As long as there is money to be made from putting content on the Internet there will be blackhat spammers. Blackhat spammers of the past are the ones that tossed up that site of jibberish, full of ads. They're the scourge of Google, hated by
Matt and
Jeremy. Of course, I've never done this... haven't even tried... ok, there was that once, but
A couple of the more notorious black hats these days are
Dave Naylor (Dave N) and
SEO Blackhat. These guys make a living on understanding search engine algorithms and manipulating them to gain traffic across their sites. They do not value a domain, or web host as much as most webmasters because they're always trying new things, getting booted, and moving on to the next. When they hit - they hit big, make a few bucks for a few months, get banned, and move on.
Blackhat spammers are the reason that it takes most sites a long time to get decent rankings with their sites these days. Recent algorithm changes in Google, and to a lesser extent, Yahoo, have made the tenure of a site on the web an important factor. The longer that your site has been around, without being flagged as spam, the more likely that the new content you put up will rank well.
Because of this fact, a growing trend is to purchase existing sites, and
site valuation is becoming more of a science than the art that it was in the past. Black hats are the first to catch onto this trend, and snapping up old sites because they're at the forefront of the algorithms. SEO blackhat put up a very interesting post about his
current strategy of buying Google's trust.

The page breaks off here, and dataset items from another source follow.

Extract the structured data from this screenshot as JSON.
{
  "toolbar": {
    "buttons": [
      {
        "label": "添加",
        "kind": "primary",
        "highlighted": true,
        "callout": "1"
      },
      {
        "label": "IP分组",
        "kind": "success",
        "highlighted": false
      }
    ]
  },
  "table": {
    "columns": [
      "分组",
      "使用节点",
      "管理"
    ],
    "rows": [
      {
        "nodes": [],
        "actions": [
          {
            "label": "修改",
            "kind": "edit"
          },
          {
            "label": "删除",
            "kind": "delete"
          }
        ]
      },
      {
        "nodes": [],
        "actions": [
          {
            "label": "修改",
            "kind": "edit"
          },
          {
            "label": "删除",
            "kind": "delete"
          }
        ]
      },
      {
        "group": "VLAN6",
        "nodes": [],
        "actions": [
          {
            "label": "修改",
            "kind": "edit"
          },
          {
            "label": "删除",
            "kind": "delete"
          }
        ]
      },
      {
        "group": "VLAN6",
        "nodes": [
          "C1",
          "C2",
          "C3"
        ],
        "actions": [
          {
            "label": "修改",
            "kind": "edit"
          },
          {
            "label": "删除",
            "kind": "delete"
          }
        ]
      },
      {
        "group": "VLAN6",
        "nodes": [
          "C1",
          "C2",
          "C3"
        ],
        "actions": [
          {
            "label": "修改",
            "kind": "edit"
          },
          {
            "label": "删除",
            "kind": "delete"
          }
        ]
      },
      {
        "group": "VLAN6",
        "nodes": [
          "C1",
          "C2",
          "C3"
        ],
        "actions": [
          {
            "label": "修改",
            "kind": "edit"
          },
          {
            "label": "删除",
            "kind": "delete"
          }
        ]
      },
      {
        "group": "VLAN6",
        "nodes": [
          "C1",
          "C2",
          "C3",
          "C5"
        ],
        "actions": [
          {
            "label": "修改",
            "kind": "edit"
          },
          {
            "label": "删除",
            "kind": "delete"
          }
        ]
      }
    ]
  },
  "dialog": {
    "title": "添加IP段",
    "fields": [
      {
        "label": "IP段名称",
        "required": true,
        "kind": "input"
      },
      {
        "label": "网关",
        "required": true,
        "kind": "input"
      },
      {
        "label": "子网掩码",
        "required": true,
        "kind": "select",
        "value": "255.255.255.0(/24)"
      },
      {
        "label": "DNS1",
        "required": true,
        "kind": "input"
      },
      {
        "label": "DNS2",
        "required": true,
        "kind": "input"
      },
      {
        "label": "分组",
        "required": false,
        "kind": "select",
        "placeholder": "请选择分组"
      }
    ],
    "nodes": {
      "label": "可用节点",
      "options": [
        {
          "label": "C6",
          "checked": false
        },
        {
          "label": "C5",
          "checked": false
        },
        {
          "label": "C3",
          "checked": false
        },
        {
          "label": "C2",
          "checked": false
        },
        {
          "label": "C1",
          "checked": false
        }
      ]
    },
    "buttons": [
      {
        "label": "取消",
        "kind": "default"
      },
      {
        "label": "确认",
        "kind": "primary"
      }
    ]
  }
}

If you could come up with hard and fast rules about how much to pay for a site based upon longevity, alexa rank, pr, and size, you could have a very nice little long term business. I firmly believe that
domains are the new real estate, and the internet is a solid investment vehicle that's currently under-valued. Like all good investment strategies this will only last as long as it's relatively under-the-radar. Once it gets on the average Joe webmaster's screen, the bubble inflates and pops. Or at least, evens out.
Watch the black hats - much like the porn industry, they're always at the edge. Bleeding first, so the rest of us can learn what works, and what doesn't.